Where a CFC changes residence from an unlisted country to a listed country or Australia, a resident attributable taxpayer must include a certain amount of the distributable profits of the CFC in attributable income (section 457).

Section 457 is an anti-avoidance provision to prevent an unlisted country CFC distributing its profits in a tax free form by simply changing its residence.

An amount which is included in a taxpayer's assessable income under section 457 that relates to an interest in a FIF is treated as a FIF attribution payment by the FIF to the taxpayer for the purposes of subsection 530(2). This means that the attributable income of the taxpayer referable to that FIF interest will be reduced to the extent that an amount was included in the taxpayer's assessable income under section 457. The attribution payment arises at the residence change time of the CFC and is therefore relevant for the purposes of calculating the FIF's attributable income for the notional accounting period of the FIF during which the change in residence of the CFC occurred. [Section 530]

The amount which is included in a taxpayer's assessable income under section 457 that relates to an interest in a FIF is only treated as a FIF attribution payment for the purposes of subsection 530(1). It does not give rise to a FIF attribution payment for the purposes of Division 19 of Part XI which provides for the operation of FIF attribution accounts (refer to Chapter 21 for an explanation of the operation of FIF attribution accounts). Consequently, the amount which is included in the taxpayer's assessable income under section 457 does not have any affect on the FIF attribution accounts of the company although a credit would arise in the attribution accounts of the company as a CFC.

It should be noted that the above treatment will only apply in a few instances. Normally, a taxpayer's interest in a CFC will be excluded from the calculation of a taxpayer's attributable FIF income when that interest is included in the taxpayer's assessable income under section 456. The above treatment would be relevant, however, where a CFC changes residence and:

hen ceases to be a CFC (for instance, due to an Australian resident selling shares to a non-resident); or
he taxpayer ceases to be an attributable taxpayer of the CFC under the CFC measures but still maintains an interest in the CFC (this may happen where a taxpayer only disposes of part of his interest in the CFC).

controlled foreign trusts

Under the existing foreign source income measures there is a distinction between foreign trusts that are controlled by residents of Australia and other foreign trusts. There are two types of controlled foreign trust (CFT):

trust estate to which an Australian has transferred certain property or services to which Division 6AAA applies; or
controlled foreign trust as defined in Part X. These are, broadly, trust estates where five or fewer Australian residents have 50 per cent or more of the interests in either the income or the corpus of the trust.

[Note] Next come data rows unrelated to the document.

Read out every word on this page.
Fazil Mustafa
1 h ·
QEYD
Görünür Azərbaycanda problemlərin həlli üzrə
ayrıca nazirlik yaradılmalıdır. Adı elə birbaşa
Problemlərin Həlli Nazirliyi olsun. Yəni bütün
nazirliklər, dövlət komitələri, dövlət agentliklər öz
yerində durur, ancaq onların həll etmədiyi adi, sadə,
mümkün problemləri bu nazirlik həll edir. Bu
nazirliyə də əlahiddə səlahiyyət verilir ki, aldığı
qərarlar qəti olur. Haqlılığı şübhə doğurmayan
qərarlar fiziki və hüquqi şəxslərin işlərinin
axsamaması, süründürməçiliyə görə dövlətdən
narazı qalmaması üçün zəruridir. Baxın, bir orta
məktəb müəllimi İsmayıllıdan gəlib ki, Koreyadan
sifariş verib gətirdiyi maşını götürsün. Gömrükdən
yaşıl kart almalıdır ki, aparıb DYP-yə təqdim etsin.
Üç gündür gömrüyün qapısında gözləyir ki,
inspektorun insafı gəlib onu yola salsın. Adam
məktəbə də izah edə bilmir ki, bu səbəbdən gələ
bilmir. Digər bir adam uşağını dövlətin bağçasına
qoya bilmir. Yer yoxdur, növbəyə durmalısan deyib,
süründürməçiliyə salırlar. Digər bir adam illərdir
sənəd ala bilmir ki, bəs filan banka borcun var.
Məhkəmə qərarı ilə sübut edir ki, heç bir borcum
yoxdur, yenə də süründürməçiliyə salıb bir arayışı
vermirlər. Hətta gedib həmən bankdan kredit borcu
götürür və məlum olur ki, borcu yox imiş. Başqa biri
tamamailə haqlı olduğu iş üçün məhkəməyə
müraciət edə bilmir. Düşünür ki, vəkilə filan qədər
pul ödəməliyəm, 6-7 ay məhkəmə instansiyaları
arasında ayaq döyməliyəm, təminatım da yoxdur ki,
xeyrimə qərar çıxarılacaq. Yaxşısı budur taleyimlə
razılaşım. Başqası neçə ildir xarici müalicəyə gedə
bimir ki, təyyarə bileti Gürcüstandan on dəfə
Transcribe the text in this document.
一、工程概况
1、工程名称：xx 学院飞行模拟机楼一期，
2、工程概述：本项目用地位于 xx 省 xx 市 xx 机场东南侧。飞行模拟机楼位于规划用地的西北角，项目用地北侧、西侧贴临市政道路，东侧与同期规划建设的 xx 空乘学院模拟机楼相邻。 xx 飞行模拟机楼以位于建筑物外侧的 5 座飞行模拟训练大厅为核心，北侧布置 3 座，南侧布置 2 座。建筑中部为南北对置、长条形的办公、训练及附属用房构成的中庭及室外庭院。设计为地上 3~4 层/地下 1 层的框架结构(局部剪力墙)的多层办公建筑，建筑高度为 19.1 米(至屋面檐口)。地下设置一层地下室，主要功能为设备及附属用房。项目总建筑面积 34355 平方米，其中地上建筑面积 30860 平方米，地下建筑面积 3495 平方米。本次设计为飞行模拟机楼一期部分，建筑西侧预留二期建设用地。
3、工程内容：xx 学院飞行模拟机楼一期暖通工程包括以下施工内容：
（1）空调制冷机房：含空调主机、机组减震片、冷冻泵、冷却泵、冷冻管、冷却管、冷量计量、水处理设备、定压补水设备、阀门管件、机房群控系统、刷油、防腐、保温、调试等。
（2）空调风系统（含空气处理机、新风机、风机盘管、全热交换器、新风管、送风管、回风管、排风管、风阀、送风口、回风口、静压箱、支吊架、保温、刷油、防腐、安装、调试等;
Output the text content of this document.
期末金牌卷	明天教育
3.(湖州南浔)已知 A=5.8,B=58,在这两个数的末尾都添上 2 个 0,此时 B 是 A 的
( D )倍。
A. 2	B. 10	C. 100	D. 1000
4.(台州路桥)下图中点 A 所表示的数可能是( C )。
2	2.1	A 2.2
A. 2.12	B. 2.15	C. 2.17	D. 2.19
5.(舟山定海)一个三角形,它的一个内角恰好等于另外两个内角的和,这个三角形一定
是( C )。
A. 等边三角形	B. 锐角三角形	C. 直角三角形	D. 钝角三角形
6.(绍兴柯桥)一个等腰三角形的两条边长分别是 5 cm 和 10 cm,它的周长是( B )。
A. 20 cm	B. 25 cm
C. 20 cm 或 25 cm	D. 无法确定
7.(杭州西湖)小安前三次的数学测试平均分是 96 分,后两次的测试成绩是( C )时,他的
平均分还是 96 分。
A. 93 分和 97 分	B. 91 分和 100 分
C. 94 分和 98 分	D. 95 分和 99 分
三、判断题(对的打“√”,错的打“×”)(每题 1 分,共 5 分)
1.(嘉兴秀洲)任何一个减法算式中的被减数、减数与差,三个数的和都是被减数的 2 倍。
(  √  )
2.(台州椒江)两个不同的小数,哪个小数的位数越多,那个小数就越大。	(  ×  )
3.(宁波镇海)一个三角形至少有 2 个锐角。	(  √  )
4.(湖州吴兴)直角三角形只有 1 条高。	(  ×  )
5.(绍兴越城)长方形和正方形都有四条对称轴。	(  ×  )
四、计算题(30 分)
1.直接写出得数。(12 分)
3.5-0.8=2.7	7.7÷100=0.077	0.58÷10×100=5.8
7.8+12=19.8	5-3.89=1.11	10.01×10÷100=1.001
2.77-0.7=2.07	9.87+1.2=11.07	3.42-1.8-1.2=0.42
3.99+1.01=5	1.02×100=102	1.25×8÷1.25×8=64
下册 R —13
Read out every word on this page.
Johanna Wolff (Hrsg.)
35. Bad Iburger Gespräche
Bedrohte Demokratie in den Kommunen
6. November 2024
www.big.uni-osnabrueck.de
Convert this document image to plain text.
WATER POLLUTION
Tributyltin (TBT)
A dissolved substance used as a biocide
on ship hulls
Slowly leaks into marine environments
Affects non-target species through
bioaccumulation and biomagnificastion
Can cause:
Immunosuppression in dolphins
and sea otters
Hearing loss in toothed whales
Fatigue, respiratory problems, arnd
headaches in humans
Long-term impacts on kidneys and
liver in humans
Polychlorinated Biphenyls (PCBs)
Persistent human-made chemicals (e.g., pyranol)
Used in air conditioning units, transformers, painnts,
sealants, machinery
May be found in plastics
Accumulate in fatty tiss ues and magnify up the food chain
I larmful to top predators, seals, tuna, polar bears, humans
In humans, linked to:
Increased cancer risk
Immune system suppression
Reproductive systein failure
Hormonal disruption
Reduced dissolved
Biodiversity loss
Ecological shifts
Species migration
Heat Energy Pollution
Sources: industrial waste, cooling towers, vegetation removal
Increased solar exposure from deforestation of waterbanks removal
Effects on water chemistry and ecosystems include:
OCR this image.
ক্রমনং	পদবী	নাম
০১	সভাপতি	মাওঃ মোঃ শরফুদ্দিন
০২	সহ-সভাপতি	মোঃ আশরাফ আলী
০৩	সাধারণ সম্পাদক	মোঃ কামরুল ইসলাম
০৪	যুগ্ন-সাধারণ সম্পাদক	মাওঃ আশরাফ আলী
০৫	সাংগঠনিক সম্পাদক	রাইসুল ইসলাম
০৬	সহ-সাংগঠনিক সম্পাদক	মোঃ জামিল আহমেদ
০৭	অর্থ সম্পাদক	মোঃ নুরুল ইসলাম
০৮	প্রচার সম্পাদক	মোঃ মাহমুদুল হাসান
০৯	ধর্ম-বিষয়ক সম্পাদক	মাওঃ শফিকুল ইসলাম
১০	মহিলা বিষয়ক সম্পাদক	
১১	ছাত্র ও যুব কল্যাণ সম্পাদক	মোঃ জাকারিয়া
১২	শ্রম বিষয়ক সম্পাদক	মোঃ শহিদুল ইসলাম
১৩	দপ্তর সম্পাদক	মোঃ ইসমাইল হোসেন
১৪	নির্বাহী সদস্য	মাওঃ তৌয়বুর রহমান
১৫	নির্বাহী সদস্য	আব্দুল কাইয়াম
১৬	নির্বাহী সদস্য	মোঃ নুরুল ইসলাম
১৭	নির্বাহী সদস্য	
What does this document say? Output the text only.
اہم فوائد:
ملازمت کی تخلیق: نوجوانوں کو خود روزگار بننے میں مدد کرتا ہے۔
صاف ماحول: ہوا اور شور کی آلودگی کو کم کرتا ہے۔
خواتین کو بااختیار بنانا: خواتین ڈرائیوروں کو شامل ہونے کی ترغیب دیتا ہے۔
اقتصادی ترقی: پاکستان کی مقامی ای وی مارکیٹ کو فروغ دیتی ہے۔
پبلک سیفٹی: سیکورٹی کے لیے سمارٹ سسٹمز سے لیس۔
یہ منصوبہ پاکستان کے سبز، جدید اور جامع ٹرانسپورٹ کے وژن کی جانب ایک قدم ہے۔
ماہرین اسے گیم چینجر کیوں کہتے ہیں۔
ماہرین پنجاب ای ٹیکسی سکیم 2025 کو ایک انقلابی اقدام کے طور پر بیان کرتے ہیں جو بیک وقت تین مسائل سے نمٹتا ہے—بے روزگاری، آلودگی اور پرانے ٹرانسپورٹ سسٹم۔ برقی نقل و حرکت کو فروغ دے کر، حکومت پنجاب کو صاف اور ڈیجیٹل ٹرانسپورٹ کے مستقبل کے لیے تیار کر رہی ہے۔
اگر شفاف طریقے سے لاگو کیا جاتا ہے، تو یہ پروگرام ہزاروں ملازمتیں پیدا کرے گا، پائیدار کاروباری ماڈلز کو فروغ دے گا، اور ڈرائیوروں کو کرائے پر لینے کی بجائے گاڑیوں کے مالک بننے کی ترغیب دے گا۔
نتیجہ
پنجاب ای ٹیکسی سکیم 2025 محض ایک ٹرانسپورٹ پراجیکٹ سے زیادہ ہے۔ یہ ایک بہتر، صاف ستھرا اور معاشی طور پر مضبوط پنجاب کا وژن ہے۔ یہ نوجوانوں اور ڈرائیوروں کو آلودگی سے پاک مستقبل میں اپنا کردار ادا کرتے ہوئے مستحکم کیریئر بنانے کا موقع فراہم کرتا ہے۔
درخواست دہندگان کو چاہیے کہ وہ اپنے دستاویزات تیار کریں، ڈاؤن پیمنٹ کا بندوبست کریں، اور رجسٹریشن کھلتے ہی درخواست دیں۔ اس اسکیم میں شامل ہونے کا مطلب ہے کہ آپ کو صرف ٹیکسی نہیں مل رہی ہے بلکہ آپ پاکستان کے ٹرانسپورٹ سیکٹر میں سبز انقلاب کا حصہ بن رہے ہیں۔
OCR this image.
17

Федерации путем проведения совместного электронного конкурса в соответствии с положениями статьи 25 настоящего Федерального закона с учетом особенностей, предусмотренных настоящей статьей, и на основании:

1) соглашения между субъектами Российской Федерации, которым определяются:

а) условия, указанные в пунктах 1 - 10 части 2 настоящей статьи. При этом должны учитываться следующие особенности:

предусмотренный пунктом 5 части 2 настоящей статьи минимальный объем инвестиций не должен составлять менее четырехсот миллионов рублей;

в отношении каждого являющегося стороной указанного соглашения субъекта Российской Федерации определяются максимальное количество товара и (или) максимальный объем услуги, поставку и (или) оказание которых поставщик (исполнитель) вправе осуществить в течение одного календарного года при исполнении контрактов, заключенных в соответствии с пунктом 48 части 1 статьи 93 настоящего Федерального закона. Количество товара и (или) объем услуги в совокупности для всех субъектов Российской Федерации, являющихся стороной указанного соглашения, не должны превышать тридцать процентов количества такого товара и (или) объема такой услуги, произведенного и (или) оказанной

If a taxpayer is an attributable taxpayer in respect of either type of controlled foreign trust during the notional accounting period of the trust for FIF purposes, the taxpayer will be excluded from the FIF measures in respect of any interest in that trust estate [section 493]. Instead, they will be required to calculate the net income of the trust for the purposes of Division 6 (using a modified attribution percentage calculation), or the attributable income of the controlled foreign trust for the purposes of Division 6AAA of Part III of the Principal Act.

Even though an attributable taxpayer in a controlled foreign trust to which Part X applies will not be subject to the FIF measures in respect of the interest in the controlled foreign trust, it is possible that trust estate will have an interest in another entity which is a FIF. Where the taxpayer, through the controlled foreign trust, is not an attributable taxpayer in respect of the lower tier FIF (be it a company or a trust estate), the FIF measures apply in the calculation of the net income or attributable income of the controlled foreign trust (refer to Chapter 25).